Since testing a few years back, Adidas has significantly tweaked the design and construction, introducing different materials into the upper to add cut and abrasion resistance and also improve drying times.
The SL is marginally lighter than the boot version, but still on the heavier side, thanks in part to the same triple-zone, chunky Stealth sole with its reinforced toebox and extra ‘bumper’ wrapping at both ends. This thicker sole is supple, but with a supportive midsole offers good cushioning and defence smashing through rocks. Extra base material inevitably adds more weight to turn over while pedalling, and the SL isn’t quite as conforming or planted on platforms over the roughest trail segments as the Five Ten Freerider Pro’s benchmark dimpled sole.
Even with the upper perforated for cooling and air-flow, the Terrex isn’t too chilly and brushes off splashes and muck well, but being quite thin and flexible it’s not as rigid and supportive as some tighter-fitting, stiffer bodied shoes.
Overall, Adidas has nailed it with the Terrex. Fifteen pounds more than previously means the price is less competitive now, but the quality, comfort levels (on and off the bike) and pedal feel are still top drawer. It’s proven durable too, so just about the only criticism is the thinner upper allows the foot to twist marginally from side-to-side independently of the sole more easily than some stiffer shoes if you like a locked-down feel.
Adidas Terrex Trail Cross Protect review
- Weight: 480g (960g pair)
- Sizes: 6 to 13.5
Adidas now owns Five Ten and offers a growing range of Stealth rubber-soled riding shoes, with this Terrex model being one of the most technical and unique. The ankle-height boot has thick sticky Stealth rubber underneath for sorted pedal grip, and increased levels of armour and support higher up.
The extra protection comes via a comfortably padded ankle wrap with an impact-hardening D30 cuff. This fends off crank knocks, keeps dirt and crud outside, and also adds extra stability to support against rolling ankles. The Terrex upper uses a light, flexible rip-stop fabric that breathes well so feet never badly overheat (even inside the thicker protective toe box), and the vented shell resists splashes and rain well and dries quickly after cleaning.

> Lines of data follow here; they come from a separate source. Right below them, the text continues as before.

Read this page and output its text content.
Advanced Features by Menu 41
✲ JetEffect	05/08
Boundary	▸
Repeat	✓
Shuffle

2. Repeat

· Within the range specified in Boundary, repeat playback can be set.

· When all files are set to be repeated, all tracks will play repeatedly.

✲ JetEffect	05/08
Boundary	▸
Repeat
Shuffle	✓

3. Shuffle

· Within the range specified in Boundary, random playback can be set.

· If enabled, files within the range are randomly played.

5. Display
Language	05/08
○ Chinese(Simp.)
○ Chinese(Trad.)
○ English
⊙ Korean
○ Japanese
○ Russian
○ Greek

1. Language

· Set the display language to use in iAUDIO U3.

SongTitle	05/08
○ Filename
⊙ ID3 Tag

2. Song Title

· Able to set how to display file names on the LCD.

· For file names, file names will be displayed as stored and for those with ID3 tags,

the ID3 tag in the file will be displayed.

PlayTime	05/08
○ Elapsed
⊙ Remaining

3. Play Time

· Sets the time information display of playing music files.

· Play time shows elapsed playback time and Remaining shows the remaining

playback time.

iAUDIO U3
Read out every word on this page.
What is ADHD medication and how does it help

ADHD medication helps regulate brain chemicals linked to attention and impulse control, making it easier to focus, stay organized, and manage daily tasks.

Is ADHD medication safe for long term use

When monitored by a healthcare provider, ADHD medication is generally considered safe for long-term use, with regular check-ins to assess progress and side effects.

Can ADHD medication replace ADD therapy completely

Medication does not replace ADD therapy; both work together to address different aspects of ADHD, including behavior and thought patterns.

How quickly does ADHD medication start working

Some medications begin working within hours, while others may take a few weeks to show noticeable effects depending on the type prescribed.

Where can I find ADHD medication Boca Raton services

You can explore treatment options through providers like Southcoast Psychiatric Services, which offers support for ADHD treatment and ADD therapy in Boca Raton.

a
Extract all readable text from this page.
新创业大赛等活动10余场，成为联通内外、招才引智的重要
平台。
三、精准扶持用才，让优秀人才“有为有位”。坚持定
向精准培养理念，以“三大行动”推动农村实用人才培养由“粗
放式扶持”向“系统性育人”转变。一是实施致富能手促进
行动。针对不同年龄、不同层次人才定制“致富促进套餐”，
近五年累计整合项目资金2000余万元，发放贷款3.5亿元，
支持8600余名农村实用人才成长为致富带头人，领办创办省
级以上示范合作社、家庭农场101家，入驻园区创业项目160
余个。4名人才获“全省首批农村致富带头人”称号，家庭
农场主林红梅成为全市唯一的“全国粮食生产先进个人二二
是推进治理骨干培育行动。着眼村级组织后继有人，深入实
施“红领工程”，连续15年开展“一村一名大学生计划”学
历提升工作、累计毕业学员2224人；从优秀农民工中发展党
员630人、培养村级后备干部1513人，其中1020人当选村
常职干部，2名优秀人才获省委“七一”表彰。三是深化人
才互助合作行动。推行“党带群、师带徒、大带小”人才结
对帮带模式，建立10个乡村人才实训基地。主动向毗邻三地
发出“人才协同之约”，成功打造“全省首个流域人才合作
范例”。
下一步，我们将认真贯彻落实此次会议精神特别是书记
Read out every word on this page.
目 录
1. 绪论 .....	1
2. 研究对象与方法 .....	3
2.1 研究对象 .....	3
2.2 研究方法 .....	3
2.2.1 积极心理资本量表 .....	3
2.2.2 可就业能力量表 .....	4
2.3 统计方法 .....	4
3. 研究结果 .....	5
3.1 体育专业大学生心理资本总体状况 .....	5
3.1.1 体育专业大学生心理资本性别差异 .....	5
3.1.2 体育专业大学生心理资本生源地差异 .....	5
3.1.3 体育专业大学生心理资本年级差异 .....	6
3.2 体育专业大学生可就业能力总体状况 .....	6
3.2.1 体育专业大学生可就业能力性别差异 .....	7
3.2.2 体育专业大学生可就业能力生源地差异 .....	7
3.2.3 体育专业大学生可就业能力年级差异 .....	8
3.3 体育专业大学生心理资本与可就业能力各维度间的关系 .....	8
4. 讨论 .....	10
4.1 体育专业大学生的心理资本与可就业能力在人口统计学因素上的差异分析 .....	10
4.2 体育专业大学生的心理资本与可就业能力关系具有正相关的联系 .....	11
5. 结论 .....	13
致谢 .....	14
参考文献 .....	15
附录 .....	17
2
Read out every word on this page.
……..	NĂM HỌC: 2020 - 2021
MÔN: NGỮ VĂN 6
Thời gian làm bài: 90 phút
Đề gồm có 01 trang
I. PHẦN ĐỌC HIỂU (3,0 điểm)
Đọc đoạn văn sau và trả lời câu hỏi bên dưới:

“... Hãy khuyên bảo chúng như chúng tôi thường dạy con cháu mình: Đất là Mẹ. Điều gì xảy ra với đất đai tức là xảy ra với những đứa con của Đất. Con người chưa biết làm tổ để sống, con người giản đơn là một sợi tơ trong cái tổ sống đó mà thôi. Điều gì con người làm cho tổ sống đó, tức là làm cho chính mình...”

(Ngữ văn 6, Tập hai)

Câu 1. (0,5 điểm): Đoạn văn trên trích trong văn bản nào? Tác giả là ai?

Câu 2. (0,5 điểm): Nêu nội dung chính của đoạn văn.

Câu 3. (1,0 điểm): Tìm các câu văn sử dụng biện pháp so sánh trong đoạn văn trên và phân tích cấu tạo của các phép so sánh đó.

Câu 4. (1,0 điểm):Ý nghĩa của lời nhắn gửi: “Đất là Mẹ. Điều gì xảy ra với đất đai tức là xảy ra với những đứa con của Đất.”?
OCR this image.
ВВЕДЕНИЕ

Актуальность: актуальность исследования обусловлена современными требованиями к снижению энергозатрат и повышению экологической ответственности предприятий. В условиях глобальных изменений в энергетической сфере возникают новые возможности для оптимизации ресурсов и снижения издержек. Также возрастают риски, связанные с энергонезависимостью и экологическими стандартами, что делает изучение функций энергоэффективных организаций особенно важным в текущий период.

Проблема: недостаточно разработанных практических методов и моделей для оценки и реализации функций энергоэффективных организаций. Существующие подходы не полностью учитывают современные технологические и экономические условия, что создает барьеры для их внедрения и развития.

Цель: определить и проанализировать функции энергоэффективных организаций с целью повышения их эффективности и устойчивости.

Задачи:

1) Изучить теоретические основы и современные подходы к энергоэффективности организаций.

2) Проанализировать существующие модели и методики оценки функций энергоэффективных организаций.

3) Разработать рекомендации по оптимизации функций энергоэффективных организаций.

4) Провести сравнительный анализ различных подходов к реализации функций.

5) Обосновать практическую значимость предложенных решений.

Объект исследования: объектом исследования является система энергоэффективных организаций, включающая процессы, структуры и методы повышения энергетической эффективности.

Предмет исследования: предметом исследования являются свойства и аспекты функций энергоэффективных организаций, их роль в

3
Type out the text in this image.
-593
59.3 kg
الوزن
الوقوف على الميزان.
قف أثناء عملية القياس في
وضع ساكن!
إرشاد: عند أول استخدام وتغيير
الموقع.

The chunky Stealth rubber base is divided into segments, with deep ridged ends for hiking traction and a triangle-patterned mid zone for maximum pedal grip and pin meshing. The outer edges use tough rubber bumpers to fend of rocks and knocks, without making the boot so bulky issues arise with rubbing stays or crank arms. We’ve hammered this boot in all conditions for a full year now and durability and build quality has been excellent.
Adidas really has everything totally dialled here. There’s great grip, enough comfort for every day use and more protection and stability than most rivals. Pedal stability is excellent, although very slightly less locked on than the Five Ten Freerider’s ultimate stickiness, damping and bite. There’s less pedal feel as a consequence of the moderately thick sole too.
Still, considering the technical protection features, plentiful grip and build quality, the £130 asking price is very competitive for such a feature rich shoe.